Changing to push nginx with new version

vi test/images/nginx/VERSION
# submit with _WHAT=nginx

yields a similar error

#5 exporting to image
#5 exporting layers done
#5 exporting manifest sha256:a2d0ea7d3550b0853d04263025e6cfcc353f3e102fe725d19b9fc51282603f02 0.0s done
#5 exporting config sha256:f4ac389d78cd8be151962a9fc7227b3b23862d9040eeb0686158a3229da60022 0.0s done
#5 pushing layers 0.1s done
#5 pushing manifest for gcr.io/k8s-staging-e2e-test-images/nginx:1.14-monkeys-linux-amd64
#5 pushing manifest for gcr.io/k8s-staging-e2e-test-images/nginx:1.14-monkeys-linux-amd64 0.3s done
#5 ERROR: failed commit on ref "manifest-sha256:a2d0ea7d3550b0853d04263025e6cfcc353f3e102fe725d19b9fc51282603f02": unexpected status: 401 Unauthorized
------
 > exporting to image:
------
failed to solve: rpc error: code = Unknown desc = failed commit on ref "manifest-sha256:a2d0ea7d3550b0853d04263025e6cfcc353f3e102fe725d19b9fc51282603f02": unexpected status: 401 Unauthorized
make: *** [Makefile:43: all-build-and-push] Error 1

so… new tag, unchanged manifest = error… is this working as intended, or should we be allowing this?

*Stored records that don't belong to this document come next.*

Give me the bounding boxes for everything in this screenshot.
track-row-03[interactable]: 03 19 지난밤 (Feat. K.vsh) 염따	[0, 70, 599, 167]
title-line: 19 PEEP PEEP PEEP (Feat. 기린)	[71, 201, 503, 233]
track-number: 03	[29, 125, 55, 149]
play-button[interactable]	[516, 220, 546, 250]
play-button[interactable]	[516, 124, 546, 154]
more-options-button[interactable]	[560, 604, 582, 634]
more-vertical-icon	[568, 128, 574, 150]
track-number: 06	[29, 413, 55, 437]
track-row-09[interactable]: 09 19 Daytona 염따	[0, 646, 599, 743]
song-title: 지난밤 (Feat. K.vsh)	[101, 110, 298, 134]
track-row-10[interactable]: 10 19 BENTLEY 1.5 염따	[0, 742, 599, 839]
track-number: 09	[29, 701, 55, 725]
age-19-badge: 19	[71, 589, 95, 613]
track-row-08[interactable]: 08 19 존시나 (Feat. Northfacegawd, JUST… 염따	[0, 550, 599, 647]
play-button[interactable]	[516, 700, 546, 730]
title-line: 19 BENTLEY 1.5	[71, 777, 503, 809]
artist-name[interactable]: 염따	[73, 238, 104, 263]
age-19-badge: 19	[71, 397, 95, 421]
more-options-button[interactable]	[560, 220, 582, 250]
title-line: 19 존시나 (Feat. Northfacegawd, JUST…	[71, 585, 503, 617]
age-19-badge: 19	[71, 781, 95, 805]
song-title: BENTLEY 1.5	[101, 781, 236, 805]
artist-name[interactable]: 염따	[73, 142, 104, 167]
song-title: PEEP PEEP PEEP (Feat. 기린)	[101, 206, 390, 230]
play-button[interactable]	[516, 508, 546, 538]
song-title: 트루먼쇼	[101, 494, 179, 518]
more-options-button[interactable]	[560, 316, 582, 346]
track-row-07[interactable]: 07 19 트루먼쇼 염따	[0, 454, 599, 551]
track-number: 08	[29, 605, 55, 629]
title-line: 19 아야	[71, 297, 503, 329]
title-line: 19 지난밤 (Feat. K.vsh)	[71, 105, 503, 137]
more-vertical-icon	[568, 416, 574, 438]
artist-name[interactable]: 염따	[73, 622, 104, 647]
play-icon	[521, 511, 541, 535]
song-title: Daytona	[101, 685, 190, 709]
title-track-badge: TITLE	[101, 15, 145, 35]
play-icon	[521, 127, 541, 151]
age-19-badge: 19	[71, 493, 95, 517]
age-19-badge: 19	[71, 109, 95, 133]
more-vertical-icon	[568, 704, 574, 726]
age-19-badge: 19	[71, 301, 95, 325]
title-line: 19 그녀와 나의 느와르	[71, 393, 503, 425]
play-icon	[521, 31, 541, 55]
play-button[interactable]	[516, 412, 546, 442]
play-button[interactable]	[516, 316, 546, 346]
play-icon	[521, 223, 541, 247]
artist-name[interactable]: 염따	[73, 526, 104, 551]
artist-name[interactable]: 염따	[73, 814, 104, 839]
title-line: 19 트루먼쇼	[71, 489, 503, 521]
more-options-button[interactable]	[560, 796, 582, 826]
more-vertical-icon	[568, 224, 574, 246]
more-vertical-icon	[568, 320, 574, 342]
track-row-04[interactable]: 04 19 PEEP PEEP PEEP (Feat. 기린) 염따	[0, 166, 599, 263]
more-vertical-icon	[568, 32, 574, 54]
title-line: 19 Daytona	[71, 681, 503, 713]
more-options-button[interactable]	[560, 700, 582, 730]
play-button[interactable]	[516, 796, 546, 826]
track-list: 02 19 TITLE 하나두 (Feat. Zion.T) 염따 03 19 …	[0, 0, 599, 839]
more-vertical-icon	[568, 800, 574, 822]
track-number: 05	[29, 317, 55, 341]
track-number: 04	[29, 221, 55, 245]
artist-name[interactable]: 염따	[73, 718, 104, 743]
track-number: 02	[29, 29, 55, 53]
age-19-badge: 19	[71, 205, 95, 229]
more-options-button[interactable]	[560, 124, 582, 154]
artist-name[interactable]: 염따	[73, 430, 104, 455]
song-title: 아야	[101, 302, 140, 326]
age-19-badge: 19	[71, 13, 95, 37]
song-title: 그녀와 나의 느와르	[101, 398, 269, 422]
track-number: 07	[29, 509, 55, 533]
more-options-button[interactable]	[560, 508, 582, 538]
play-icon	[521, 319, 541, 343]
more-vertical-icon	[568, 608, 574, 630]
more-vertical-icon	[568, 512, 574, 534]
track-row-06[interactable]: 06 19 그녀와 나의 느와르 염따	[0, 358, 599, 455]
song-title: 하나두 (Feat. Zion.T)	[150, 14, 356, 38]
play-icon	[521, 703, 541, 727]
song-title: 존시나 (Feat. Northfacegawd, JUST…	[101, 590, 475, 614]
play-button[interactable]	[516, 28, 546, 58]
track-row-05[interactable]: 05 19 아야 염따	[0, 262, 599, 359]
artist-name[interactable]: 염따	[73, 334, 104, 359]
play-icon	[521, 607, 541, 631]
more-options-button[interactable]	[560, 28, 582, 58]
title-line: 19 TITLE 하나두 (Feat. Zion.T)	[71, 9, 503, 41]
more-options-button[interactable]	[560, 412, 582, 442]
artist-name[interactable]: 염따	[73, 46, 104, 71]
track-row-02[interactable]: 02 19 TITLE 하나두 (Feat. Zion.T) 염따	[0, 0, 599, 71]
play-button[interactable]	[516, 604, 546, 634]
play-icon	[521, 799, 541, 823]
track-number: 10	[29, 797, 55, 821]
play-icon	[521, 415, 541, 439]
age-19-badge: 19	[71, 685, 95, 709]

Right, gcr.io/k8s-staging-e2e-test-images/nginx:1.14-monkeys-linux-amd64 and gcr.io/k8s-staging-e2e-test-images/nginx:1.14-alpine-linux-amd64 has the same sha, which is identical to nginx:1.14-alpine since the image was mirrored. I had the same sha on my own registry as well. So, it should work if we generate a new sha then. We could make a trivial change in the Dockerfile:

diff --git a/test/images/nginx/Dockerfile b/test/images/nginx/Dockerfile
index 3983b7c4f24..9a0c8ffb425 100644
--- a/test/images/nginx/Dockerfile
+++ b/test/images/nginx/Dockerfile
@@ -15,3 +15,5 @@
 # NOTE(claudiub): Noop. We're just mirroring the image to staging.
 ARG BASEIMAGE
 FROM $BASEIMAGE
+
+LABEL image_version="1.14-1"

Building this, I then get the sha:

docker pull claudiubelu/nginx:1.14-1-linux-amd64
1.14-1-linux-amd64: Pulling from claudiubelu/nginx
bdf0201b3a05: Already exists
3d0a573c81ed: Already exists
8129faeb2eb6: Already exists
3dc99f571daf: Already exists
Digest: sha256:ebf4de42b3d660133f6f7d0feddabe31a44d07ed55f59471fd2072b0d8e8afae

Which is now different from the previous a2d0ea7d3550b0853d04263025e6cfcc353f3e102fe725d19b9fc51282603f02. Being a different sha, it should be pushable. If we look at the prow job history, we’d see that the httpd and nginx inage jobs worked exactly once: when the images dockerhub images were mirrored for the first time. This doesn’t affect pushing images to dockerhub, I would have encountered this issue too before.

IMO, we could go ahead with this fix, making a note in the README.md too, and push on the fix to merge on docker.